Rosè Brut Nebbiolo d’Alba, Blanc de Blancs, Cuvage de Cuvage, Montecarlo Offshore. Basta leggere i nomi dei vini principali della Cuvage di Acqui Terme, ‘l’essenza del metodo classico, e la ricerca del sapiente equilibrio tra Cuvée e Perlate”, per capire che siamo di fronte ad un progetto imprenditoriale (e anche culturale, e di valorizzazione del territorio) ambizioso e raffinato.
“L’azienda – spiega Stefano Ricagno – nasce nel 2011, per iniziativa della mia famiglia, e in particolare di mio padre Paolo, in partnership con Alfeo Martini e Mondo del Vino, ossia uno dei grandi player dell’enologia italiana. Noi abbiamo messo a disposizione la nostra esperienza e ovviamente il legame indissolubile col territorio: Cuvage oggi può contare sulle uve selezione prodotte da 300 ettari a vigneto nell’Alto Monferrato e Alta Langa, e punta a ritagliarsi un ruolo da protagonista nel mondo delle ‘bollicine’: del resto siamo nella ‘culla’ dello spumante italiano, forti di una tradizione che è nostra intenzione proiettare nel futuro”.
Il 37enne Stefano Ricagno è stato ‘svezzato’ con il vino (“moscato e brachetto, se vogliamo essere più precisi”) anziché col latte, nel senso che la sua famiglia da sempre è impegnata in questo settore, e lui dopo gli studi in viticoltura a Torino e diverse altre esperienze si è ‘tuffato’ anima e corpo nel progetto Cuvage, tant’è che riuscire a intercettarlo, tra un convegno e una trasferta, è impresa tutt’altro che facile.
Ma quali sono le specificità di Cuvage? “L’obiettivo è un percorso che sia un mix di tradizione, qualità e innovazione, con forte attenzione al mondo dell’arte e a quello della solidarietà”. Un esempio? L’iniziativa Cuvage des Artistes, con un’edizione limitata di sole 1.500 bottiglie impreziosite da etichette ‘d’arte’, che riproducono due fra le più importanti opere dell’artista catalano Sergi Barnils. E altre analoghe iniziative sono in cantiere per il 2017.
Ma la chiave di tutto il progetto, appunto, è la valorizzazione del territorio: “Siamo orgogliosi del nostro essere acquesi, e del fatto che già oggi Cuvage significa non solo vino di qualità, ma occupazione per venti persone del nostro distretto, con forte specializzazione, Più naturalmente tutto l’indotto. La vendemmia 2016 è stata di ottima qualità, coniugata ad una quantità di prodotto certamente interessante: bisogna smetterla, peraltro, di cadere nel vecchio equivoco, per cui la vendemmia deve essere scarsa perché il vino sia buono. Non è assolutamente vero”.

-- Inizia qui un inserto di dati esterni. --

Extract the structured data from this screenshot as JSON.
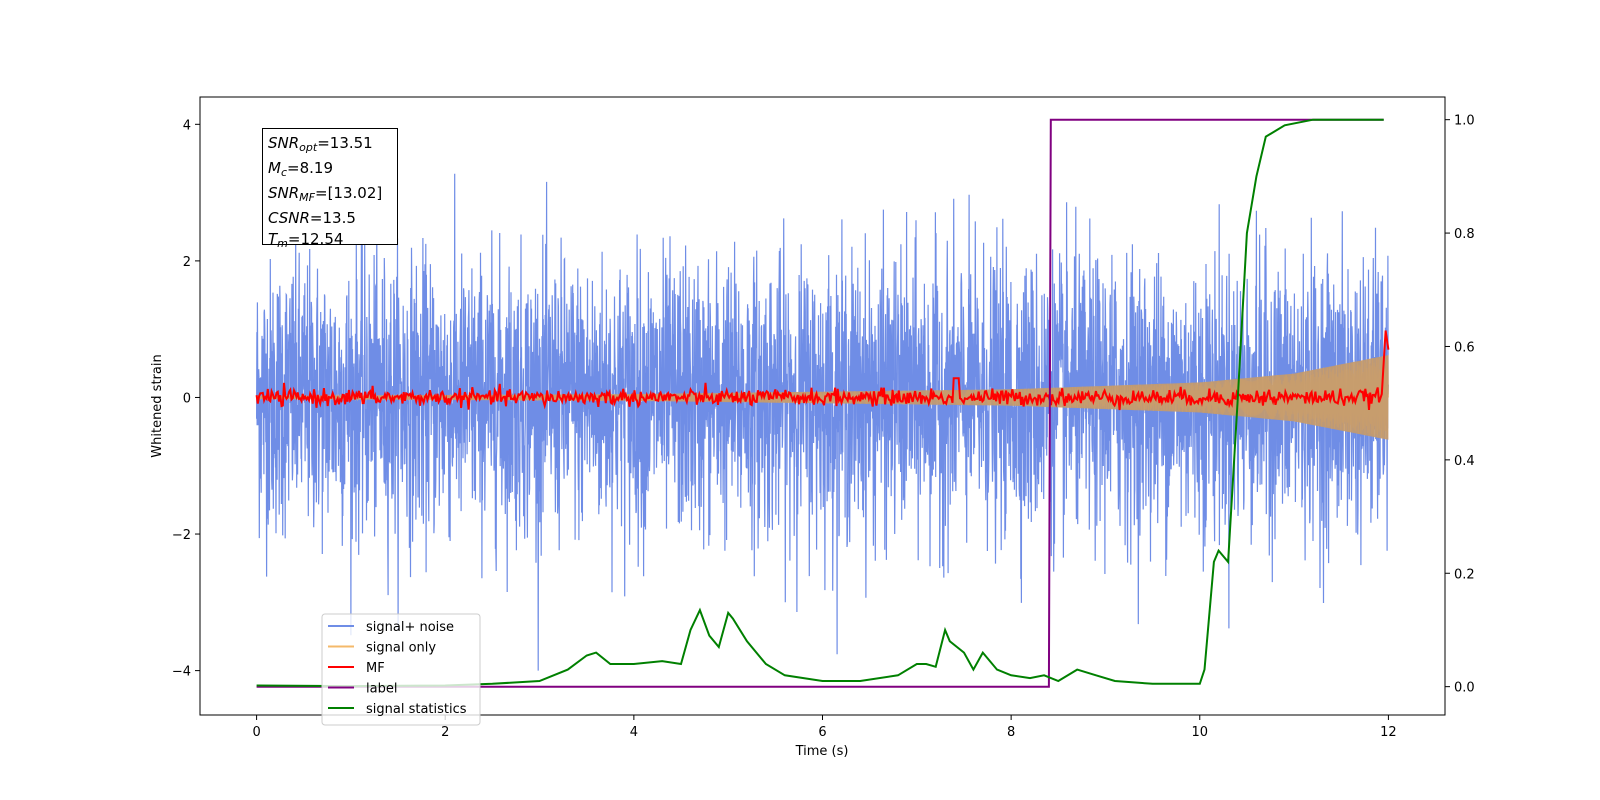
{
  "chart_data": {
    "type": "line",
    "title": "",
    "xlabel": "Time (s)",
    "ylabel": "Whitened strain",
    "ylabel_right": "",
    "xlim": [
      -0.6,
      12.6
    ],
    "ylim": [
      -4.65,
      4.4
    ],
    "ylim_right": [
      -0.05,
      1.04
    ],
    "xticks": [
      0,
      2,
      4,
      6,
      8,
      10,
      12
    ],
    "yticks": [
      -4,
      -2,
      0,
      2,
      4
    ],
    "yticks_right": [
      0.0,
      0.2,
      0.4,
      0.6,
      0.8,
      1.0
    ],
    "grid": false,
    "legend_position": "lower-left",
    "info_box": {
      "snr_opt": {
        "name": "SNR",
        "sub": "opt",
        "value": "=13.51"
      },
      "mc": {
        "name": "M",
        "sub": "c",
        "value": "=8.19"
      },
      "snr_mf": {
        "name": "SNR",
        "sub": "MF",
        "value": "=[13.02]"
      },
      "csnr": {
        "name": "CSNR",
        "value": "=13.5"
      },
      "tm": {
        "name": "T",
        "sub": "m",
        "value": "=12.54"
      }
    },
    "series": [
      {
        "name": "signal+ noise",
        "color": "#6f8de6",
        "axis": "left",
        "description_values": {
          "x_start": 0,
          "x_end": 12,
          "noise_std": 1.0,
          "peak_abs": 4.0
        }
      },
      {
        "name": "signal only",
        "color": "#f4b96a",
        "axis": "left",
        "envelope": {
          "x": [
            0,
            4,
            8,
            10,
            11,
            12
          ],
          "amplitude": [
            0.02,
            0.05,
            0.12,
            0.22,
            0.35,
            0.62
          ]
        }
      },
      {
        "name": "MF",
        "color": "#ff0000",
        "axis": "left",
        "baseline": 0.0,
        "end_peak": {
          "x": 11.97,
          "y": 0.98
        },
        "spike": {
          "x": 7.42,
          "y": 0.28
        }
      },
      {
        "name": "label",
        "color": "#800080",
        "axis": "right",
        "x": [
          0,
          8.4,
          8.42,
          11.95
        ],
        "y": [
          0.0,
          0.0,
          1.0,
          1.0
        ]
      },
      {
        "name": "signal statistics",
        "color": "#008000",
        "axis": "right",
        "x": [
          0,
          1,
          2,
          2.5,
          3,
          3.3,
          3.5,
          3.6,
          3.75,
          4,
          4.3,
          4.5,
          4.6,
          4.7,
          4.8,
          4.9,
          5.0,
          5.05,
          5.2,
          5.4,
          5.6,
          5.8,
          6.0,
          6.4,
          6.8,
          7.0,
          7.1,
          7.2,
          7.3,
          7.35,
          7.5,
          7.6,
          7.7,
          7.85,
          8.0,
          8.2,
          8.35,
          8.5,
          8.7,
          8.9,
          9.1,
          9.5,
          10.0,
          10.05,
          10.15,
          10.2,
          10.3,
          10.4,
          10.5,
          10.6,
          10.7,
          10.9,
          11.2,
          11.6,
          11.95
        ],
        "y": [
          0.002,
          0.001,
          0.002,
          0.005,
          0.01,
          0.03,
          0.055,
          0.06,
          0.04,
          0.04,
          0.045,
          0.04,
          0.1,
          0.135,
          0.09,
          0.07,
          0.13,
          0.12,
          0.08,
          0.04,
          0.02,
          0.015,
          0.01,
          0.01,
          0.02,
          0.04,
          0.04,
          0.035,
          0.1,
          0.08,
          0.06,
          0.03,
          0.06,
          0.03,
          0.02,
          0.015,
          0.02,
          0.01,
          0.03,
          0.02,
          0.01,
          0.005,
          0.005,
          0.03,
          0.22,
          0.24,
          0.22,
          0.5,
          0.8,
          0.9,
          0.97,
          0.99,
          1.0,
          1.0,
          1.0
        ]
      }
    ]
  }
}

Quali sono i mercati privilegiati dai vini di Cuvage? “Direi che il nostro mercato è il mondo intero – sottolinea Stefano Ricagno -, grazie al fatto che il gruppo di cui facciamo parte ha una forte vocazione internazionale, e una rete commerciale che ci consente di portare le nostre bollicine in Russia come negli Stati Uniti, in Corea come sui diversi mercati emergenti. Il target è medio e medio alto, ovviamente con una diversificazione dell’offerta, che ci consente di essere venduti sia sugli scaffali della grande distribuzione, che in enoteche e negozi specializzati”.
Ma è vero che a casa nostra il mondo del vino fa ancora fatica a ‘fare squadra’, e che si preferisce andare ‘ognun per sè’, senza comprendere il valore aggiunto che un percorso collettivo genererebbe per ognuno, e anche per il territorio? “Le cose in questi anni stanno cambiando velocemente – afferma Ricagno –, e più che le occasione perse in passato a noi interessa valutare le opportunità che si possono cogliere da oggi in avanti. Con altri produttori di casa nostra, da Marenco Vini di Strevi a Pico Maccario di Mombaruzzo, i rapporti sono ottimi, e si fanno tutte le sinergie possibili: tutti sappiamo che l’acquese, con qualche apprezzabile eccezione, non è certo un distretto a vocazione fortemente industriale, ma deve invece valorizzare a fondo la filiera del vino, dell’enogastronomia, dell’accoglienza turistica. Se ognuno di noi riesce a passare davvero dalle parole ai fatti, i risultati non potranno che arrivare”.